先生がおっしゃったのは身体的なものなんですけども、声をスーパーインポーズすることによって成長していくってことには、すごく重なってくる気がしますね。

上田:あの時も実は、最初はスキャフォールディングして慣れてきたらフェードアウトしていくという、フェーディングを考えて練習していたのです。この方法でやると、つまり、プロフェッショナルの人が後ろで支えてくれると、その前の学生はちょっと音程が下がったりしても、いいかたちで上に引っ張られていくのですね。
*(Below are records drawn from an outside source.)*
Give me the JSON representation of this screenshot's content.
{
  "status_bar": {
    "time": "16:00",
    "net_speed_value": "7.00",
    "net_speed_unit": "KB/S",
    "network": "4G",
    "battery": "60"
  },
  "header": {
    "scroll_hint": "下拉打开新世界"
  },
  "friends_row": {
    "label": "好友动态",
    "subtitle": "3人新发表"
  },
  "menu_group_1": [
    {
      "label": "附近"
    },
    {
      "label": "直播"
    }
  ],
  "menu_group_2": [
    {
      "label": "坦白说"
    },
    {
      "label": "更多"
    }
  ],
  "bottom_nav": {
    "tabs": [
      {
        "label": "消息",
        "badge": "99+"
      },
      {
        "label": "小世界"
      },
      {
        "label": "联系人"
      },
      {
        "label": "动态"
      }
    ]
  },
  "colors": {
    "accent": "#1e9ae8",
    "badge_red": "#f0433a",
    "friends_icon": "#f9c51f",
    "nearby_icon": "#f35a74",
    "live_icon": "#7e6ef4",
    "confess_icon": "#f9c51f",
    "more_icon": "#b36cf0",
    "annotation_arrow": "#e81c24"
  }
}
この時、プロの方が「この音程の微妙なズレ、それ自体がおもしろい」とおっしゃったのでびっくりしたんですが、まさに、新しい発見でした。

つまり、前の子たちをちゃんと歌わせるために足場を架けて、徐々にプロから離していこうと思ったんだけど、実はスーパーインポーズされてる状態が逆におもしろんじゃないかと。それを聞いて「そういうこともあるんだ」と思ったんです。

松下:そうですよね、重ねることで付加価値が出るという話かなと思いますし。

役割分担をしすぎると、逆にうまくいかなくなることも

松下:あと田中先生との「接点」でいくと、僕自身も立教のBLP(ビジネス・リーダーシップ・プログラム)で非常勤講師をさせていただいてたことがありました。

その中で「チームワーキング」と「重ねる」を考えた時に、やっぱり最初の役割分担で、学生たちがすごく強調して「じゃあ私これやるから」って言うんですけど。実は役割分担をきちっとしすぎるとうまくいかないっていう状況がけっこうあってですね(笑)。

でも、完全にみんなが同じことすると、それはそれで効率的ではなくて。だから分担しつつも、「のりしろ」というか重ねる技術がうまいチームは成果が出ているなっていう印象だったんです。いかがですか、田中先生。

田中:そうですね。のりしろを作ること自体は目的ではなくて、お互いのやってる仕事に対して関心を持ったり、あるいはみんながやってることは、自分たちチームの目標に対してどうつながっているんだろうという、まさにチームの活動をメタ認知して見直していくことが大事なんですよね。その時に完全に役割を分割しちゃうと、それがなかなかできないんだと思うんですよね。

ですから「自分たちって今どこに向かっているんだろう」、その中で「自分が何をやっていて」「あなたが何をやっているのか」。この3つの問いをチームで集まったら常に必ず最初に確認するようにして、そこからお互いが今何をやってるかを共有したり、課題を解決していくことが大事だと思います。

「自分たちがどこに向かおうとしているのか」が共有されていない

田中:これは職場の定例会議とかでも一緒だと思うんですけどね。意外と「自分たちが今どこに向かおうとしてるのか」っていう視点がまったく共有されないまま、「私の仕事」と「あなたの仕事」の進捗をただただ共有する場になっちゃってますよね。

さきほどの学生チームの例でいうと、プランの提出締め切り間際の数時間前になって、みんながやってきたタスクを1枚のプレゼンテーションにまとめようとしてもぜんぜんつながらないという(笑)。「どうすんだ、これ!?」みたいなこと、よくありますよね。

あ、たぶんこうやって私たちが気持ちよくスーパーインポーズ的に話をしてしまうと、司会のみなさんが「どこで切ろうかな」って困ってらっしゃるんじゃ……(笑)。

司会者1:そろそろ、緩やかに、次のテーマにいってもよろしいですか(笑)。

上田:どこからどこへスーパーインポーズすればいいんですかね(笑)。

司会者2:ストラクチャがちゃんとある部分と、その余白の部分とを重ねながら(笑)。こういうことですもんね。

司会者1:(笑)。ありがとうございます。